This morning the Washington Post reported:
The Obama administration is engaged in a broad push to make more home loans available to people with weaker credit, an effort that officials say will help power the economic recovery but that skeptics say could open the door to the risky lending that caused the housing crash in the first place.
…administration officials say they are working to get banks to lend to a wider range of borrowers by taking advantage of taxpayer-backed programs – including those offered by the Federal Housing Administration – that insure home loans against default.
Housing officials are urging the Justice Department to provide assurances to banks, which have become increasingly cautious, that they will not face legal or financial recriminations if they make loans to riskier borrowers who meet government standards but later default.
The Obama administration is concerned that even in the midst of the housing market’s recovery, many young people and people with bad credit can’t borrow money to buy homes. Yes, this sounds eerily similar to the policies that helped create the housing bubble in the first place. And yes, while ensuring that homes loans are available to all borrowers is a well-intentioned plan to help low-income families, it will likely hurt them.
This is a bad policy idea for at least three reasons:
First, it’s important to note that the administration is only promising to bail out banks, not borrowers. These loans would be going to people who probably don’t qualify for a standard mortgage and may struggle to make their payments. As a result, many of the borrowers are likely to default. If they do, they’d suffer financial losses and damaged credit ratings that could haunt their families for years to come. Meanwhile, if the loans go bad, the bank executives receive bailout checks.
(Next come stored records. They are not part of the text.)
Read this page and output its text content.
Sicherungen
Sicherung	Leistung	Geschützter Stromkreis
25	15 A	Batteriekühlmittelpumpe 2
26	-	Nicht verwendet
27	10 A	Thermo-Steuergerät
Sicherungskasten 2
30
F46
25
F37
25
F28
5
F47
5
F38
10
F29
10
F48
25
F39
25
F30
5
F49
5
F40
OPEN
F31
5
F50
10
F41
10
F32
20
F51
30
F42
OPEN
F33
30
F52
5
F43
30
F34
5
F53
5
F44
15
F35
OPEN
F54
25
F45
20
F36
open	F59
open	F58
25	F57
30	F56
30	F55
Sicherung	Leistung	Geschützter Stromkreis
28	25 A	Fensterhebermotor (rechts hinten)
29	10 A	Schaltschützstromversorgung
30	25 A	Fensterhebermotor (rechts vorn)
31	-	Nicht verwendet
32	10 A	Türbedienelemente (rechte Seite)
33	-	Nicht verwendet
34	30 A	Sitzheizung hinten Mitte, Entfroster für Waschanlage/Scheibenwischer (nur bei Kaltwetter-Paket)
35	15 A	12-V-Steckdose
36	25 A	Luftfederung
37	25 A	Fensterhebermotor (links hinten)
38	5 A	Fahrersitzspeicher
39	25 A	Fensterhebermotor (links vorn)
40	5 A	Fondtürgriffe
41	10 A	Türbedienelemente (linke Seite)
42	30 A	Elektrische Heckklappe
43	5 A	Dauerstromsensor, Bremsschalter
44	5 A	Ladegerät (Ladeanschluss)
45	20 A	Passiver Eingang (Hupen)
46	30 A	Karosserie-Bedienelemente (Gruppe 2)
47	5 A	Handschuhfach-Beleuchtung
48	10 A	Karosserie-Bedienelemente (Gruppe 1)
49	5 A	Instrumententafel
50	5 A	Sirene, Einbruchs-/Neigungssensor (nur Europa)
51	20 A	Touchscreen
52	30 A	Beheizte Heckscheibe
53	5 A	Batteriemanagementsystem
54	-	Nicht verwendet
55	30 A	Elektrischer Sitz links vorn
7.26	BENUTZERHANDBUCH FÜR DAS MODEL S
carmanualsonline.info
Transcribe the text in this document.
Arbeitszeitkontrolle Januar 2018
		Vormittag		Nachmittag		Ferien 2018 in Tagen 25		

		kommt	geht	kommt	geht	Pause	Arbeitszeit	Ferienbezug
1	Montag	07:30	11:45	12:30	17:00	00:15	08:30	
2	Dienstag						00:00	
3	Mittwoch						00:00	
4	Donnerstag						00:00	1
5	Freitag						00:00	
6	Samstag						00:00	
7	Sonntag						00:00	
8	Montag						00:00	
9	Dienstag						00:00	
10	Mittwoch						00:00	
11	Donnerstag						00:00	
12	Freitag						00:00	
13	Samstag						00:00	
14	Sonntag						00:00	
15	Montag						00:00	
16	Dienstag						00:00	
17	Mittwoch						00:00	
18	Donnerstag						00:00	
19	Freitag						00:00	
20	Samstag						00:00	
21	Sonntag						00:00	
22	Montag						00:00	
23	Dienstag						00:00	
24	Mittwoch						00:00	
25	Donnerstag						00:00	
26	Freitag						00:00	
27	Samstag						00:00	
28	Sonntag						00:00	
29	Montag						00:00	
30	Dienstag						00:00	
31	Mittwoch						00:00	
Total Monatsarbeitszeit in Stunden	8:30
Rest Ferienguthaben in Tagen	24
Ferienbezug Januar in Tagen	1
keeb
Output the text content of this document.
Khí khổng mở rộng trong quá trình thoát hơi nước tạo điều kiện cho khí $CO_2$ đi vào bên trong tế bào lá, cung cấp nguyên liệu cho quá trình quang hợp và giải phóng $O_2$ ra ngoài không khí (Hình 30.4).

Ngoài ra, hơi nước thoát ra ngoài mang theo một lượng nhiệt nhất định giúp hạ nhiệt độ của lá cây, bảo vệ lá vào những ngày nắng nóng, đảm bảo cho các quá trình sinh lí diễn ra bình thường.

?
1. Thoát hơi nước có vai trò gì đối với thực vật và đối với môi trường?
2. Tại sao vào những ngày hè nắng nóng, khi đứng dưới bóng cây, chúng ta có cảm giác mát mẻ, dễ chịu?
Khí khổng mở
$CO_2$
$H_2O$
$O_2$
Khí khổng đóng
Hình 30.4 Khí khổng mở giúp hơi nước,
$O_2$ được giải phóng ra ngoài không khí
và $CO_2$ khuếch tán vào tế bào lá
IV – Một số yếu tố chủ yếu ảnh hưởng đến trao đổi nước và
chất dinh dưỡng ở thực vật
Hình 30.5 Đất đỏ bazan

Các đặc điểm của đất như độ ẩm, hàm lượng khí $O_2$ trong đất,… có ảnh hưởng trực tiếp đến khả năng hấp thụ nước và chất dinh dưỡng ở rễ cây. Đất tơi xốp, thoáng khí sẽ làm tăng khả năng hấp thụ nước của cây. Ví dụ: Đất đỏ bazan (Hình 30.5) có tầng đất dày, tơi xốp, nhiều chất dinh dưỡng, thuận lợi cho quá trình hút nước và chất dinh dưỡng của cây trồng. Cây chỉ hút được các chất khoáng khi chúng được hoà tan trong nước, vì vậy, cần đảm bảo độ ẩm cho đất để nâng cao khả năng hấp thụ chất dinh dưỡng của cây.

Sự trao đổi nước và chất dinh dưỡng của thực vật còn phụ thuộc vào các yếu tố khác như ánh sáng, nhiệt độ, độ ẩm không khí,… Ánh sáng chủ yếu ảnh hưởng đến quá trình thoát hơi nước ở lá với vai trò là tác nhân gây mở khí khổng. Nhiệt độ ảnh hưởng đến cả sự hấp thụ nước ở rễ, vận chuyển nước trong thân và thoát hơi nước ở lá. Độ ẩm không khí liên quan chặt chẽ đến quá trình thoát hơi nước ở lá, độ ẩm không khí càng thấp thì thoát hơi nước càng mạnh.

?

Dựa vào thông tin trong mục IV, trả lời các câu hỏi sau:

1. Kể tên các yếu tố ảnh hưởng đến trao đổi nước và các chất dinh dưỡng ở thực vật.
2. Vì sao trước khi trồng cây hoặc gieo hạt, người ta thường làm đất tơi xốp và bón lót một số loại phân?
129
Second, subsidizing things makes them more expensive. In looking at the Obama administration’s previous mortgage programs, Reason’s Anthony Randazzo noted there was “clearly visible bump in the [price of housing] starting in March 2009 when a number of the programs to help housing started to kick in, including low interest rates and the first-time homebuyers credit.” Guaranteeing home loans encourages low-income individuals to take out bigger loans for the same amount of house. This in turn makes their coming defaults even more ruinous than they would have been in an unsubsidized market.
Third, buying a house limits labor mobility, or the ability to pack up and move when you need a new job. Labor mobility is especially important to low-income, low-skill individuals.
What’s wrong with renting? Many low-income or young people would actually be better off with the flexibility that renting brings. Renting gives people a lot more freedom to move from job to job without being tied to a home and mortgage. Financially, renting doesn’t require the upfront costs of many home purchases and if you need to move it is often much easier to get out of a lease than it is to sell a home.
The housing bubble helped cause the last recession; we shouldn’t be rushing to repeat the mistakes that were made.